Вначале, когда мне хотелось только спокойствия и тишины, такое положение мне нравилось. Но потом, по мере накопления сил, мне стало делаться все теснее в этой раковине; я начал приставать с расспросами к моим спутникам, а они, верные приказу врача, отказывались мне отвечать. Было досадно и скучно. Я стал искать способов выбраться из моего политического карантина и попытался убедить Вернера, что я уже достаточно здоров, чтобы читать газеты. Но все было бесполезно: Вернер объяснил, что это еще преждевременно и что он сам решит, когда мне можно будет переменить мою умственную диету.

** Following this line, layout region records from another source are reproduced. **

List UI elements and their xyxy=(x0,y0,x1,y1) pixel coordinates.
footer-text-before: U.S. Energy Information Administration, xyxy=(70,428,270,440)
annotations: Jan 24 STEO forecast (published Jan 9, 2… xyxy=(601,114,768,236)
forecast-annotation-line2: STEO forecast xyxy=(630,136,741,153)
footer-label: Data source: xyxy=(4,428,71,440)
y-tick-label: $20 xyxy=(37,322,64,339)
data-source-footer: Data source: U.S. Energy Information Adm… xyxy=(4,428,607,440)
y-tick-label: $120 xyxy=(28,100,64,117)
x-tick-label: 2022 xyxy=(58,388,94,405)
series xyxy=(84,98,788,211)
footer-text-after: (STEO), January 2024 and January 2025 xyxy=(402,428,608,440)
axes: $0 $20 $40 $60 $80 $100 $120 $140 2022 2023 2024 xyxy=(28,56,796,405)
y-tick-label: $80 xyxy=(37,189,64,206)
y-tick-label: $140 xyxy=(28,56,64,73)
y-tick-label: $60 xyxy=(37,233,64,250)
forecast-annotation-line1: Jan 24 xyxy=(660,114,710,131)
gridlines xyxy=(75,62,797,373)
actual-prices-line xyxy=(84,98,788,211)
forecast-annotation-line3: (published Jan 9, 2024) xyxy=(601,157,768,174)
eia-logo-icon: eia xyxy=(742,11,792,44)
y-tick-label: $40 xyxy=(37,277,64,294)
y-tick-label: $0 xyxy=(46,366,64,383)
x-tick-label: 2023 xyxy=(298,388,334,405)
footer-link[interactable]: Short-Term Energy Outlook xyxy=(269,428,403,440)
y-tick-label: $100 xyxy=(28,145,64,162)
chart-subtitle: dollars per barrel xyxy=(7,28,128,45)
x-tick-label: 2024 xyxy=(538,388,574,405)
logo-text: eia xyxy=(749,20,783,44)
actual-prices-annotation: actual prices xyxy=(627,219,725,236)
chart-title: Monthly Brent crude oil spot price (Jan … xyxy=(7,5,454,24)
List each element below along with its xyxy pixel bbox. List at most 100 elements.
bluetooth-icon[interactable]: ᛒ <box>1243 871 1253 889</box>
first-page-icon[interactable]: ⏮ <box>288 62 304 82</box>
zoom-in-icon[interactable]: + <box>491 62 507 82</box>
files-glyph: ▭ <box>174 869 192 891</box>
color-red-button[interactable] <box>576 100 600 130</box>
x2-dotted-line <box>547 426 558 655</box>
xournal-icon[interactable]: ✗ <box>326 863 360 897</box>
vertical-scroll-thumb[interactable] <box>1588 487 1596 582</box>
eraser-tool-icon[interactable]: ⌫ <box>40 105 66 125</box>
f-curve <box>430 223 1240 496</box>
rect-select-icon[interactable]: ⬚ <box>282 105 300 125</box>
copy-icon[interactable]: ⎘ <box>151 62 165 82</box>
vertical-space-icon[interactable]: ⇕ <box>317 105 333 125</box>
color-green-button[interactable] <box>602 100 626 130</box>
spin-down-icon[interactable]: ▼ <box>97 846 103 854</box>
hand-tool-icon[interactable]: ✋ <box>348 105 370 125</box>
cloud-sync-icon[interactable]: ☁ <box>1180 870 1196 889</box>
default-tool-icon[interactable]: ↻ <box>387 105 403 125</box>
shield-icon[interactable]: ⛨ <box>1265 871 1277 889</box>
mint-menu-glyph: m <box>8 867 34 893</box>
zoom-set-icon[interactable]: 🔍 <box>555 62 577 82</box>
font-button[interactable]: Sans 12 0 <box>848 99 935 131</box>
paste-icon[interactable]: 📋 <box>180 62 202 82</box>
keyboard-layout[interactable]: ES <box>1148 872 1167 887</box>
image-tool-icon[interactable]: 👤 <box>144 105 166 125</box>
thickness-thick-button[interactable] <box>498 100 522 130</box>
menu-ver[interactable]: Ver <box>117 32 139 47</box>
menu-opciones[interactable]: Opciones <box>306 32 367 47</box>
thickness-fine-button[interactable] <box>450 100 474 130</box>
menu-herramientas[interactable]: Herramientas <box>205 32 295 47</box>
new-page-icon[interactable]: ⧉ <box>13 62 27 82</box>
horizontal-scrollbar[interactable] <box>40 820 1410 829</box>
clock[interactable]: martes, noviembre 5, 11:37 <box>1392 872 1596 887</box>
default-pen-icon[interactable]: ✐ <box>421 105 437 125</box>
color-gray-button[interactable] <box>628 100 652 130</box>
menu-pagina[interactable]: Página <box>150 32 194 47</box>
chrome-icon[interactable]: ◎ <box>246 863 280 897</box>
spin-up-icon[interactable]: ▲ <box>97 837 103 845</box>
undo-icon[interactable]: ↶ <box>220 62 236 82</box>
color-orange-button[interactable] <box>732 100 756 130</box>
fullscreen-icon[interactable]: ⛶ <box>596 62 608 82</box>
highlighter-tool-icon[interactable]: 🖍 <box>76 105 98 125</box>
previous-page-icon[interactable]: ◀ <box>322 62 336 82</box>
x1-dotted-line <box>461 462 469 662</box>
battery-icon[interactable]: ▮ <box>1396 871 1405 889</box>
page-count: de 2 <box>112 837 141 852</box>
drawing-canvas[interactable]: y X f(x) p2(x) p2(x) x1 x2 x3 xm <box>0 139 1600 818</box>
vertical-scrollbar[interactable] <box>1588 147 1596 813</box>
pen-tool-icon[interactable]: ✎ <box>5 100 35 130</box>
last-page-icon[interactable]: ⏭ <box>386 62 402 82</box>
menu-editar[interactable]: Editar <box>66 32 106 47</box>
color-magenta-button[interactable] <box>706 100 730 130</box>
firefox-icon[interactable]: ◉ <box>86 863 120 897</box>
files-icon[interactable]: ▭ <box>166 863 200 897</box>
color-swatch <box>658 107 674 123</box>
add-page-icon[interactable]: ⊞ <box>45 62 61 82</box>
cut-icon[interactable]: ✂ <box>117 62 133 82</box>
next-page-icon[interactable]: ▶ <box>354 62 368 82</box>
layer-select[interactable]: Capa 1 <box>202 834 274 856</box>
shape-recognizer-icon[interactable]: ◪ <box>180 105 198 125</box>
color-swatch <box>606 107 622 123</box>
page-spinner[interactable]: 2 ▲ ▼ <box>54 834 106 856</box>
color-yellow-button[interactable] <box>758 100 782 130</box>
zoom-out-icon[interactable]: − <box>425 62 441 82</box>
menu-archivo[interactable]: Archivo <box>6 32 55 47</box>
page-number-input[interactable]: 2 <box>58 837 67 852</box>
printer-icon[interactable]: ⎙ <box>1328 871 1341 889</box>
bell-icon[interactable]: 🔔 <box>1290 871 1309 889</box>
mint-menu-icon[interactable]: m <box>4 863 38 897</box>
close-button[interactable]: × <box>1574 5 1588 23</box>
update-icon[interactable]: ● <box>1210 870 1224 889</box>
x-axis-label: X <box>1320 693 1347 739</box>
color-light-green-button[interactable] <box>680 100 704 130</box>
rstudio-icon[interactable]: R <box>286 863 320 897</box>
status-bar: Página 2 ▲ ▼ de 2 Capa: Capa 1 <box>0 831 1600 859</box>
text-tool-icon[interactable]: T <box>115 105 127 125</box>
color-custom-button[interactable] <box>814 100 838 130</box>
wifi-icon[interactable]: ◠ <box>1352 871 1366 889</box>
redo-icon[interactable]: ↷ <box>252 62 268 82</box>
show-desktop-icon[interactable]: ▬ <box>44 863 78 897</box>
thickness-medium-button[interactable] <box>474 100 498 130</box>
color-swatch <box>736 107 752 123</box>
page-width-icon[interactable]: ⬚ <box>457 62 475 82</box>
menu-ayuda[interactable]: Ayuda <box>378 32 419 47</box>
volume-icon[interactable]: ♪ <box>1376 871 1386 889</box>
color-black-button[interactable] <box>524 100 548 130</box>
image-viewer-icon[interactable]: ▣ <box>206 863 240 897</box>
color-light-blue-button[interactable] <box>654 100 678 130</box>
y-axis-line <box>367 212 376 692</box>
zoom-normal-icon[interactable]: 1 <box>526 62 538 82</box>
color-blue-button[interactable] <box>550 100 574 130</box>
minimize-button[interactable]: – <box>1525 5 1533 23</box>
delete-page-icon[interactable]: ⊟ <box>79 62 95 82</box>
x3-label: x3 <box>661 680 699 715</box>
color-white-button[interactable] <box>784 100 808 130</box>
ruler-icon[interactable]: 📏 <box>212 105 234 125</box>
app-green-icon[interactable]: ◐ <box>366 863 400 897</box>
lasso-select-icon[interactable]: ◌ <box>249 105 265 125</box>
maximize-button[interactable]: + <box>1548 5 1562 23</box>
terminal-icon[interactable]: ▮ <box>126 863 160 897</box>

Оставалось прибегнуть к хитрости. Я должен был найти себе подобного сообщника из числа окружающих.
Фельдшера склонить на свою сторону было бы очень трудно: он имел слишком высокое представление о своем профессиональном долге. Я направил усилия на другого телохранителя, товарища Владимира. Тут большого сопротивления не встретилось.
Владимир был раньше рабочим. Малообразованный и почти еще мальчик по возрасту, он был рядовым революции, но уже испытанным солдатом. Во время одного знаменитого погрома, где множество товарищей погибло от пуль и в пламени пожара, он пробил себе дорогу сквозь толпу погромщиков, застрелив несколько человек и не получив по какой-то случайности ни одной раны. Затем он долго скитался нелегальным по разным городам и селам, выполняя скромную и опасную роль транспортера оружия и литературы. Наконец почва стала слишком горяча под его ногами, и он вынужден был на время скрыться у Вернера. Все это я, конечно, узнал позже. Но с самого начала я подметил, что юношу очень угнетает недостаток образования и трудность самостоятельных занятий при отсутствии предварительной научной дисциплины. Я начал заниматься с ним; дело пошло хорошо, и очень скоро я навсегда завоевал его сердце. А дальнейшее было уже легко; медицинские соображения были вообще мало понятны
Владимиру, и у нас с ним составился маленький заговор, парализовавший строгость Вернера. Рассказы Владимира, газеты, журналы, политические брошюры, которые он тайком приносил мне, быстро развернули передо мною жизнь родины за годы моего отсутствия.
Революция шла неровно и мучительно затягивалась.